Wednesday, June 3, 2009

Consort Profile: Empress Doan-Huy

The last Empress Dowager in Vietnamese history, Tu Cung was born on January 28, 1890 to Ho Dac Trung, one-time Minister of Public Instruction. In 1913 she married Prince Nguyen Buu Dao (she was his second wife) who, in 1916, became Emperor Khai Dinh. Over time she advanced in rank and took the name Doan-Huy. Emperor Khai Dinh had two wives, four secondary consorts and ten concubines and elevation depended on who produced an heir to the throne. Doan-Huy had a leg-up going into the Forbidden City in this regard as, the same year she was married to Khai Dinh, she gave him his only son and heir Prince Nguyen Vinh Thuy; the future Emperor Bao Dai. When Emperor Khai Dinh passed away Doan-Huy became Queen Mother or Empress Dowager, traditionally a very powerful position, and she was known as for staunch defense of Viet traditions, court power, her love of gambling and her religious devotion (according to one source she was a priestess of the Cao Dai sect).

This meant that she was often at odds with her more modern-minded, French-educated son Emperor Bao Dai. She did not approve of him having only one official wife, she did not approve of this wife being a Catholic and she did not approve of his western habits. All of this made it very easy for the Empress-Dowager to be criticized then and now, but it must be remembered that she was a product of her own time and place. She wanted to preserve the Vietnamese ways as they had been and her defense of the harem is a simple result of the fact that, under the system she grew up in, this was the only way women attained power and influence at court. Nonetheless, when her son made his decisions she usually went along with them, even if she had first been opposed. He was her son, and he was the Emperor after all; as little political power as he had throughout the country and in the government, behind the walls of the Forbidden City he was still the Son of Heaven, the absolute ruler who must be obeyed without question.

With all the turmoil that gripped Vietnam throughout the 40's and 50's Empress Dowager Doan-Huy remained steadfastly the same as she always had been.
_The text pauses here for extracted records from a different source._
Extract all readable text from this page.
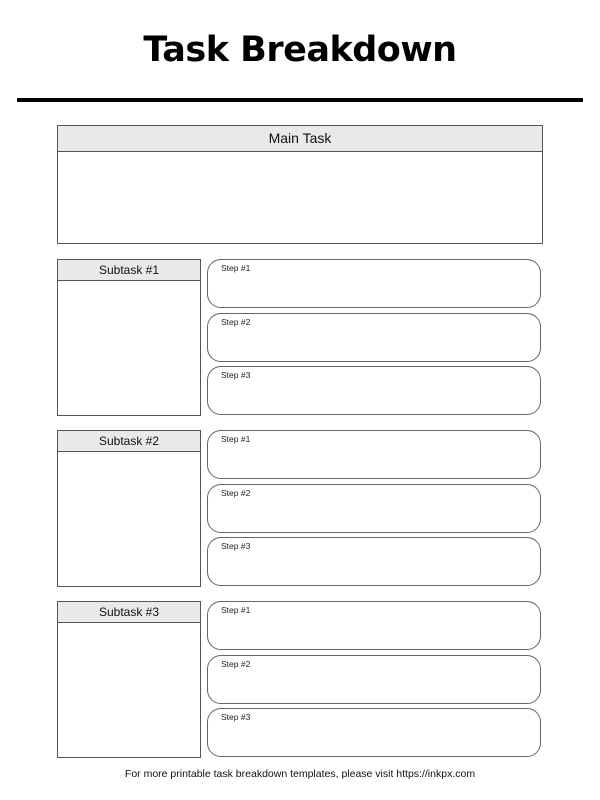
Task Breakdown
Main Task
Subtask #1	Step #1
Step #2
Step #3
Subtask #2	Step #1
Step #2
Step #3
Subtask #3	Step #1
Step #2
Step #3
For more printable task breakdown templates, please visit https://inkpx.com
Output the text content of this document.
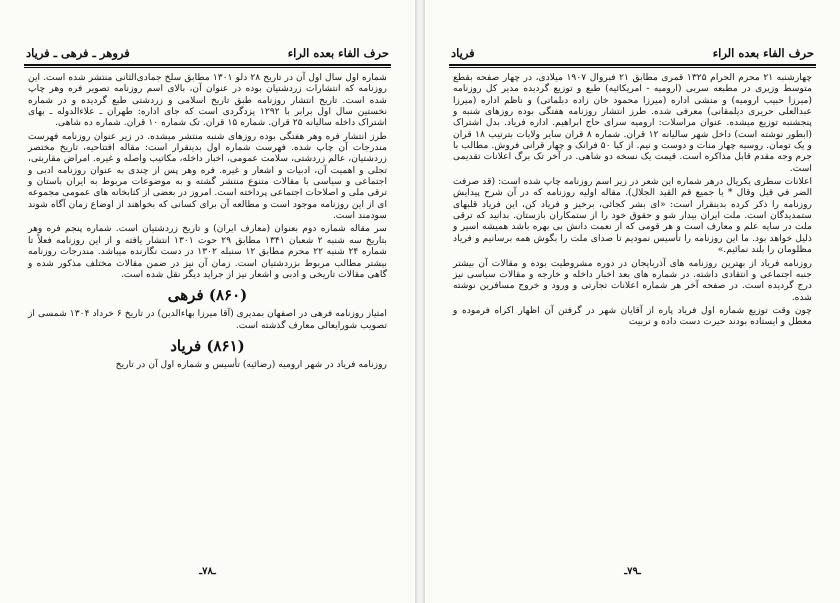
حرف الفاء بعده الراء
فروهر ـ فرهی ـ فریاد

شماره اول سال اول آن در تاریخ ۲۸ دلو ۱۳۰۱ مطابق سلخ جمادی‌الثانی منتشر شده است. این روزنامه که انتشارات زردشتیان بوده در عنوان آن، بالای اسم روزنامه تصویر فره وهر چاپ شده است. تاریخ انتشار روزنامه طبق تاریخ اسلامی و زردشتی طبع گردیده و در شماره نخستین سال اول برابر با ۱۲۹۲ یزدگردی است که جای اداره: طهران ـ علاءالدوله ـ بهای اشتراک داخله سالیانه ۲۵ قران. شماره ۱۵ قران. تک شماره ۱۰ قران. شماره ده شاهی.

طرز انتشار فره وهر هفتگی بوده روزهای شنبه منتشر میشده. در زیر عنوان روزنامه فهرست مندرجات آن چاپ شده. فهرست شماره اول بدینقرار است: مقاله افتتاحیه، تاریخ مختصر زردشتیان، عالم زردشتی، سلامت عمومی، اخبار داخله، مکاتیب واصله و غیره. امراض مقاربتی، تجلی و اهمیت آن، ادبیات و اشعار و غیره. فره وهر پس از چندی به عنوان روزنامه ادبی و اجتماعی و سیاسی با مقالات متنوع منتشر گشته و به موضوعات مربوط به ایران باستان و ترقی ملی و اصلاحات اجتماعی پرداخته است. امروز در بعضی از کتابخانه های عمومی مجموعه ای از این روزنامه موجود است و مطالعه آن برای کسانی که بخواهند از اوضاع زمان آگاه شوند سودمند است.

سر مقاله شماره دوم بعنوان (معارف ایران) و تاریخ زردشتیان است. شماره پنجم فره وهر بتاریخ سه شنبه ۲ شعبان ۱۳۴۱ مطابق ۲۹ حوت ۱۳۰۱ انتشار یافته و از این روزنامه فعلاً تا شماره ۲۴ شنبه ۲۲ محرم مطابق ۱۲ سنبله ۱۳۰۲ در دست نگارنده میباشد. مندرجات روزنامه بیشتر مطالب مربوط بزردشتیان است. زمان آن نیز در ضمن مقالات مختلف مذکور شده و گاهی مقالات تاریخی و ادبی و اشعار نیز از جراید دیگر نقل شده است.

(۸۶۰) فرهی

امتیاز روزنامه فرهی در اصفهان بمدیری (آقا میرزا بهاءالدین) در تاریخ ۶ خرداد ۱۳۰۴ شمسی از تصویب شورایعالی معارف گذشته است.

(۸۶۱) فریاد

روزنامه فریاد در شهر ارومیه (رضائیه) تأسیس و شماره اول آن در تاریخ

ـ۷۸ـ
حرف الفاء بعده الراء
فریاد

چهارشنبه ۲۱ محرم الحرام ۱۳۲۵ قمری مطابق ۲۱ فبروال ۱۹۰۷ میلادی، در چهار صفحه بقطع متوسط وزیری در مطبعه سربی (ارومیه - امریکائیه) طبع و توزیع گردیده مدیر کل روزنامه (میرزا حبیب ارومیه) و منشی اداره (میرزا محمود خان زاده دبلماتی) و ناظم اداره (میرزا عبدالعلی حریری دیلمقانی) معرفی شده. طرز انتشار روزنامه هفتگی بوده روزهای شنبه و پنجشنبه توزیع میشده. عنوان مراسلات: ارومیه سرای حاج ابراهیم. اداره فریاد. بدل اشتراک (ابطور نوشته است) داخل شهر سالیانه ۱۲ قران. شماره ۸ قران سایر ولایات بترتیب ۱۸ قران و یک تومان. روسیه چهار منات و دوست و نیم. از کیا ۵۰ فرانک و چهار قرانی فروش. مطالب با جرم وجه مقدم قابل مذاکره است. قیمت یک نسخه دو شاهی. در آخر تک برگ اعلانات تقدیمی است.

اعلانات سطری یکریال درهر شماره این شعر در زیر اسم روزنامه چاپ شده است: (قد صرفت الضر في قيل وقال * يا جميع قم القيد الجلال). مقاله اولیه روزنامه که در آن شرح پیدایش روزنامه را ذکر کرده بدینقرار است: «ای بشر کجائی، برخیز و فریاد کن، این فریاد قلبهای ستمدیدگان است. ملت ایران بیدار شو و حقوق خود را از ستمکاران بازستان. بدانید که ترقی ملت در سایه علم و معارف است و هر قومی که از نعمت دانش بی بهره باشد همیشه اسیر و ذلیل خواهد بود. ما این روزنامه را تأسیس نمودیم تا صدای ملت را بگوش همه برسانیم و فریاد مظلومان را بلند نمائیم.»

روزنامه فریاد از بهترین روزنامه های آذربایجان در دوره مشروطیت بوده و مقالات آن بیشتر جنبه اجتماعی و انتقادی داشته. در شماره های بعد اخبار داخله و خارجه و مقالات سیاسی نیز درج گردیده است. در صفحه آخر هر شماره اعلانات تجارتی و ورود و خروج مسافرین نوشته شده.

چون وقت توزیع شماره اول فریاد پاره از آقایان شهر در گرفتن آن اظهار اکراه فرموده و معطل و ایستاده بودند حیرت دست داده و تربیت

ـ۷۹ـ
Even after the communist takeover she refused to leave her palace quarters and while the Cold War raged outside the thick citadel walls of the "Great Within" her life went on just as it always had. After her son abdicated and was living in France she had on at least one occasion to sell off some imperial antiques to help him pay his gambling debts in Monte Carlo (he inherited his mother's habit). Even as the country descended into civil war she remained in place and as fierce as the fighting was neither side wished to confront the formidable Empress-Dowager.

This stalemate finally came to an end with the famous "Tet Offensive" of 1968 in which the old Imperial capital of Hue was a primary target. Viet Cong troops invaded the Holy Citadel and fierce combat broke out inside the Forbidden City itself. Still, Doan-Huy refused to leave. It was not until the South Vietnamese authorities in Saigon authorized the U.S. to bomb the Forbidden City to eliminate the Viet Cong threat that something had to be done. Defiant to the last, Doan-Huy had to be bundled up in harness on the back of a relative who ran her out of the combat zone on foot. Radio messages were sent to both sides announcing the presence of the Empress-Dowager so she could be avoided. The inner-palace of the Forbidden City was completely destroyed and Doan-Huy spent the rest of the war in a mansion in Saigon and for a time it was the turn of her son to send her money to sustain herself.

After the war and the communist-takeover of Vietnam no one still had any stomach for making trouble with the old woman and for the most part left her alone. Empress-Dowager Doan-Huy returned to Hue and lived in the tomb of her father-in-law, Emperor Dong Khanh, where she carried out the traditional duties of a widow to keep the memory of her venerated husband alive. She remained there and lived to the ripe-old-age of 91 when she died on November 9, 1980.

2 comments:

  1. Indeed, it seems to be a common trait among Vietnamese ladies. Doan-Huy reminds me alot of my Vietnamese godmother who is, by herself, ten of the toughest women I know lol.